- Directed by: Chozha Rajan
- Produced by: K. R. Kannan
- Starring: Arjun Ilavarasi
- Music by: Shankar–Ganesh
- Production company: K.R.K. Art Films
- Release date: 12 October 1985;
- Country: India
- Language: Tamil

= Avan (1985 film) =

1985 film

Avan is a 1985 Indian Tamil-language film, directed by Chozha Rajan and produced by K. R. Kannan. The film stars Arjun and Ilavarasi. It was released on 12 October 1985.

== Cast ==
- Arjun as Johnny
- Ilavarasi as Priya
- Senthil
- Vinu Chakravarthy
- Jaishankar as Chakravarthy
- Senthamarai
- S. S. Chandran
- Loose Mohan
- Kumari Muthu
- Anuradha as Special appearance

== Soundtrack ==
The music was composed by Shankar–Ganesh, with lyrics by Vairamuthu.

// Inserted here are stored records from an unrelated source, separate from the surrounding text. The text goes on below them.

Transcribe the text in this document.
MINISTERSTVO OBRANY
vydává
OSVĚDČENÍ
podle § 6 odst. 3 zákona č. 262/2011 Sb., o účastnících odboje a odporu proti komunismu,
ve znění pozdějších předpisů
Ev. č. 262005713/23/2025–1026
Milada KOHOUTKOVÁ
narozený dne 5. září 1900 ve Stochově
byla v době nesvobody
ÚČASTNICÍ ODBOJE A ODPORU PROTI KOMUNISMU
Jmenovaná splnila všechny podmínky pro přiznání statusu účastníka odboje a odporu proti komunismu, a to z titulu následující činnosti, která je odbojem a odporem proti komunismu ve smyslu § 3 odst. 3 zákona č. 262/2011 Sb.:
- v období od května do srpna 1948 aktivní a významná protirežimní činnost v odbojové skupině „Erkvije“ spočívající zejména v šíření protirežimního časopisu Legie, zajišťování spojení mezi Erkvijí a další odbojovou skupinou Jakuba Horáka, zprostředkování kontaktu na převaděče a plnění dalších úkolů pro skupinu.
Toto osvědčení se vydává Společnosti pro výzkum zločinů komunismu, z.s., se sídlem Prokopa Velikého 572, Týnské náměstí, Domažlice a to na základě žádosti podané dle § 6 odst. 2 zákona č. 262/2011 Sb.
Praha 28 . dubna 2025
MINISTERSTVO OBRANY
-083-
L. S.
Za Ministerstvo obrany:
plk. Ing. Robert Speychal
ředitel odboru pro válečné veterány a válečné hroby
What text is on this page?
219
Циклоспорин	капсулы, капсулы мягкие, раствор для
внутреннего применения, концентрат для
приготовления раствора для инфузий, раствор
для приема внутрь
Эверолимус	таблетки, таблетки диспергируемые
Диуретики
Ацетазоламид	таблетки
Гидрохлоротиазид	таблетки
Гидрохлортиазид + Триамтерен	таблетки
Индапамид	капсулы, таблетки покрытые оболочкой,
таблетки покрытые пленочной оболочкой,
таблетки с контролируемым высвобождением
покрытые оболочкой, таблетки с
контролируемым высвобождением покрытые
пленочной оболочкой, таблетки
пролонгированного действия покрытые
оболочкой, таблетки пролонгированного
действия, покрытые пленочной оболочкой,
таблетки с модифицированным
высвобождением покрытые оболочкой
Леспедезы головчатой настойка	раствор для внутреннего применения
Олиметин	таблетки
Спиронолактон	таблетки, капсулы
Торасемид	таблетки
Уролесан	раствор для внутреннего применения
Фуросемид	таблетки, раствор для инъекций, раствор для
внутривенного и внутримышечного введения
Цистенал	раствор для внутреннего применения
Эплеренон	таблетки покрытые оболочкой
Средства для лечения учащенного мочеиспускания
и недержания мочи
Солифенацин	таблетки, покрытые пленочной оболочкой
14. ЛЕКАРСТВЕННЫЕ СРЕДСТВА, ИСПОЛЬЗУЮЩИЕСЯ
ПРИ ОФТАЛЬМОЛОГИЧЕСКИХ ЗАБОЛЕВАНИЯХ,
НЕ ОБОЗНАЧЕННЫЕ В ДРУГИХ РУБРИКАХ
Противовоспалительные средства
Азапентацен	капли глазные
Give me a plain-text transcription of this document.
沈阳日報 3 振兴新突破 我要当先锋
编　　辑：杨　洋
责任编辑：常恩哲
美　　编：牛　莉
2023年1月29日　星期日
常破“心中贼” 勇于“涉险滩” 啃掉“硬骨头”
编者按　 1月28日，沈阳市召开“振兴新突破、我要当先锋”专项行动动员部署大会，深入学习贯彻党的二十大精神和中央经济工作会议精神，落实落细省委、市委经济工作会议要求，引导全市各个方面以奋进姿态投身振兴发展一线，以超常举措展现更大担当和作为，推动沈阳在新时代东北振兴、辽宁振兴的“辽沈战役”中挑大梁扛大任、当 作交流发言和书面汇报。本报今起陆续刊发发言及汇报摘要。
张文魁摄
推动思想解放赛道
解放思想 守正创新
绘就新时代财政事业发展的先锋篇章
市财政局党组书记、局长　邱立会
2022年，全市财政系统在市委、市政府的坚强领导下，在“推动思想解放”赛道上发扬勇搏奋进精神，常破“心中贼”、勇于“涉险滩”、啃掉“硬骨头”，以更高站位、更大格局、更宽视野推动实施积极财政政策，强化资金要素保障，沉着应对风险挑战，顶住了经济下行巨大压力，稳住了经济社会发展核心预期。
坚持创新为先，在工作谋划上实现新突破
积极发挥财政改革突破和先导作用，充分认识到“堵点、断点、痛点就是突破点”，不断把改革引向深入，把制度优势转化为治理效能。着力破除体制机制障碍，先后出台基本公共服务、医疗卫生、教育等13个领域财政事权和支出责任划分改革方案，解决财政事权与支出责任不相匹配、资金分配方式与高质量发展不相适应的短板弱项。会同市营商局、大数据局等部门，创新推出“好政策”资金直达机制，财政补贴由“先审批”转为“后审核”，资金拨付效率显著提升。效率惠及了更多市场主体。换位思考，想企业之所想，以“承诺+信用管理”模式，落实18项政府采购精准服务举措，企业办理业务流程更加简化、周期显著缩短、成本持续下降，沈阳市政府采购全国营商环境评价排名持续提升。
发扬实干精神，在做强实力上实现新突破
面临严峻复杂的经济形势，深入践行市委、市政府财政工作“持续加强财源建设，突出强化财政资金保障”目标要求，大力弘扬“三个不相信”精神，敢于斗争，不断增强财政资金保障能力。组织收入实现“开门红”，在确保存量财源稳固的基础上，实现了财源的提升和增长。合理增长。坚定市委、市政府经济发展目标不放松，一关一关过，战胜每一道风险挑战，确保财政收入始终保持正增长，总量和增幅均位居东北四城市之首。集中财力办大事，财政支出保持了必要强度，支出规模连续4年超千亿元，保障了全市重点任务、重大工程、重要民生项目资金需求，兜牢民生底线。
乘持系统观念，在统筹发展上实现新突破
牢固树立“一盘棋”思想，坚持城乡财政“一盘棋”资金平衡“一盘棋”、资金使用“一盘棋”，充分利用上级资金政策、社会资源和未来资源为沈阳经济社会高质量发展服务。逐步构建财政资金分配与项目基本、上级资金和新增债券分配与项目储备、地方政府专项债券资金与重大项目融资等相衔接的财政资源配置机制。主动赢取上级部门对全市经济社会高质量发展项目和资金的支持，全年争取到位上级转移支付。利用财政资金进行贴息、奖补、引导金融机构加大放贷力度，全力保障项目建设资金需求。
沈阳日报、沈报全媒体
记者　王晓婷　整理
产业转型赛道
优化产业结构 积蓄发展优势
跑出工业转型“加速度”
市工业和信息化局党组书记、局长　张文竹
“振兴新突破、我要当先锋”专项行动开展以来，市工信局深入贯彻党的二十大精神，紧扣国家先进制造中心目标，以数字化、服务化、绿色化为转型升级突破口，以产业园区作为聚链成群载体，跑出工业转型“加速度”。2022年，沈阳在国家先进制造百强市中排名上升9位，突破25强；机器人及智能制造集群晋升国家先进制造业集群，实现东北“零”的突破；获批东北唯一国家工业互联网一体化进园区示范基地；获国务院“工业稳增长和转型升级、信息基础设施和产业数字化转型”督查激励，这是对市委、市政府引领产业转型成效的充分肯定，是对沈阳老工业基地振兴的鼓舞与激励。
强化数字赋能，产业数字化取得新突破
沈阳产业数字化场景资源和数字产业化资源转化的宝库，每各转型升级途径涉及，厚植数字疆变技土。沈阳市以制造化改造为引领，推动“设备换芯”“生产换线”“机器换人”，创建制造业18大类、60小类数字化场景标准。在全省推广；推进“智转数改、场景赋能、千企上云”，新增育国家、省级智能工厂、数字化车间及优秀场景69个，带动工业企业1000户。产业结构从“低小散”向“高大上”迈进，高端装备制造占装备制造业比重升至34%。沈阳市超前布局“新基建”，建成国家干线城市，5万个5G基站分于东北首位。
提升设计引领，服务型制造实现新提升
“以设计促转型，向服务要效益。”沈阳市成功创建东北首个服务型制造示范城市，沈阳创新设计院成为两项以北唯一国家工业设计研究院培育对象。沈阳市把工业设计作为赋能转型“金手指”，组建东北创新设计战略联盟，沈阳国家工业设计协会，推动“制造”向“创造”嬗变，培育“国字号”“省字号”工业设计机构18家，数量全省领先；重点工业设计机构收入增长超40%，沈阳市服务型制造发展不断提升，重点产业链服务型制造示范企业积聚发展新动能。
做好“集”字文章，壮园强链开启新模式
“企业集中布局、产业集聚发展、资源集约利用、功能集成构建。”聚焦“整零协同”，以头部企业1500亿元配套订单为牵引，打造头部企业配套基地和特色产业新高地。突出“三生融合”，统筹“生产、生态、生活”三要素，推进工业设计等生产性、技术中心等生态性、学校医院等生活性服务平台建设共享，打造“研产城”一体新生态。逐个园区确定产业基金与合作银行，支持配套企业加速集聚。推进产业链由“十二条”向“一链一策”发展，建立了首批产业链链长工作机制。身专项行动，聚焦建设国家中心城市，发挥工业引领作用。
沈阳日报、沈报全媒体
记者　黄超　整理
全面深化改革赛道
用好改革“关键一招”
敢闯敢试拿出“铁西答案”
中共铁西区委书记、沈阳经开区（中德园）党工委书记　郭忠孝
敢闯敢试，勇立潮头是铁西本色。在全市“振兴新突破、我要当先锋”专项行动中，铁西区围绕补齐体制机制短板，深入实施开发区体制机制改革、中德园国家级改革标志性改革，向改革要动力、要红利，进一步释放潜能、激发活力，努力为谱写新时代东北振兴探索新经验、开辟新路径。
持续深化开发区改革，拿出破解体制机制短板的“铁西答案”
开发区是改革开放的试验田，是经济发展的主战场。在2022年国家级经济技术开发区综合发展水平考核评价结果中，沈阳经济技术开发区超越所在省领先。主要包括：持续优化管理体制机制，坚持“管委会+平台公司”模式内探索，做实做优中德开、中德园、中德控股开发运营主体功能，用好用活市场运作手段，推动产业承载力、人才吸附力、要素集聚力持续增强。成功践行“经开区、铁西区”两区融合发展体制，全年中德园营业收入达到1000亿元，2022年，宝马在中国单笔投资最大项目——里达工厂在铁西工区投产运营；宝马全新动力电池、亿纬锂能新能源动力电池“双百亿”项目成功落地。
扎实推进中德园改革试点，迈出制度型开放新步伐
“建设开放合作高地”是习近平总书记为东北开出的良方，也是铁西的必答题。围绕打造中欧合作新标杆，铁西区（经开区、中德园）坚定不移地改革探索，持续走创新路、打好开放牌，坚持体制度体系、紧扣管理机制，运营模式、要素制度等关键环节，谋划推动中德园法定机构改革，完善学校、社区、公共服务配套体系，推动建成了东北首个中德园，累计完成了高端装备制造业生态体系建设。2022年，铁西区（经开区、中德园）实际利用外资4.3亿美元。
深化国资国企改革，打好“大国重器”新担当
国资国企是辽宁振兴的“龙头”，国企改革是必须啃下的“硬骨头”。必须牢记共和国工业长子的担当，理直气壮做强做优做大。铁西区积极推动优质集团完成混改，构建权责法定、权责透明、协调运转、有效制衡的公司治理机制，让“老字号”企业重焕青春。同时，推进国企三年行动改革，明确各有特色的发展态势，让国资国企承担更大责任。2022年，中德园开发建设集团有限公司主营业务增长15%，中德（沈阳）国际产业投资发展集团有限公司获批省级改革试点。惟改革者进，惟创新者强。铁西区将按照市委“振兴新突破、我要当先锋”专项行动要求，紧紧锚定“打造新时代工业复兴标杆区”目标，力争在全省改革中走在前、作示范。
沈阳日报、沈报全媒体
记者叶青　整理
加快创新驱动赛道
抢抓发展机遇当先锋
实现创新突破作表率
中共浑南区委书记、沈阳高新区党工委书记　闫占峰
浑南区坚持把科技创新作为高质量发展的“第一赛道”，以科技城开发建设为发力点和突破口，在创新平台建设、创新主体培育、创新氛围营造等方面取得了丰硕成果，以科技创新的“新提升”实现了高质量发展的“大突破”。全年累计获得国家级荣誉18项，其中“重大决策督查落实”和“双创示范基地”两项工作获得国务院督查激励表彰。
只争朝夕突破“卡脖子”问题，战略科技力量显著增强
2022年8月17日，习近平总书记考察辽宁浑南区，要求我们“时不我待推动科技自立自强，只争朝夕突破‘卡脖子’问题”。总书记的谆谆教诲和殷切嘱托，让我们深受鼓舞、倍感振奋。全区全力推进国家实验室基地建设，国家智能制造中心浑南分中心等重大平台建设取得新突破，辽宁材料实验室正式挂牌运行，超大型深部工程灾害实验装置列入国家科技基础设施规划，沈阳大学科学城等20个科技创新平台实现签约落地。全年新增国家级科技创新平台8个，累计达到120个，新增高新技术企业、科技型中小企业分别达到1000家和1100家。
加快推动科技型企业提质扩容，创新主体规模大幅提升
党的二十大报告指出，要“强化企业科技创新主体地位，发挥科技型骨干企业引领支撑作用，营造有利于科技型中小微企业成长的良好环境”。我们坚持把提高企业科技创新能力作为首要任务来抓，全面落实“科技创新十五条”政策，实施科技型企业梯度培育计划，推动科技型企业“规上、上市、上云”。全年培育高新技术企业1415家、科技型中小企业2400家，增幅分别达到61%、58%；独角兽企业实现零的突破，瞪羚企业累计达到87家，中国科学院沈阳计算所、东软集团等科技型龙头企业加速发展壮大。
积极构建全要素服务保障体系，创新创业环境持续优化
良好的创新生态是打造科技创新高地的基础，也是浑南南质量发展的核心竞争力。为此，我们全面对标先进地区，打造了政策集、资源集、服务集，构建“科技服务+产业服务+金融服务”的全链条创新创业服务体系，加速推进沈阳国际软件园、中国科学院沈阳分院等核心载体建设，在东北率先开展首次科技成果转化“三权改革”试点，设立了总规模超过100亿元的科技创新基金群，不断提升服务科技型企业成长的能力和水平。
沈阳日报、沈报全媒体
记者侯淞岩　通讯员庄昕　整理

| Song | Singers | Length |
|---|---|---|
| "Avan Manasu Thangam" 1 | Malaysia Vasudevan | 04:24 |
| "Avan Manasu Thangam" 2 | Malaysia Vasudevan | 04:24 |
| "Poovae Unnai Kattikondu" | S. P. Balasubrahmanyam, S. Janaki | 04:17 |
| "Naal Paarthu Vanthen" | Malaysia Vasudevan, S. Janaki | 04:46 |
| "Konja Vayasudha Kozhandha" | Malaysia Vasudevan, S. Janaki | 04:40 |

==Reception==
Jayamanmadhan of Kalki felt the film can be advertised as a film imposed with too many spicy ingredients like karate, love, affection and tears but praised the director for keeping the screenplay organised.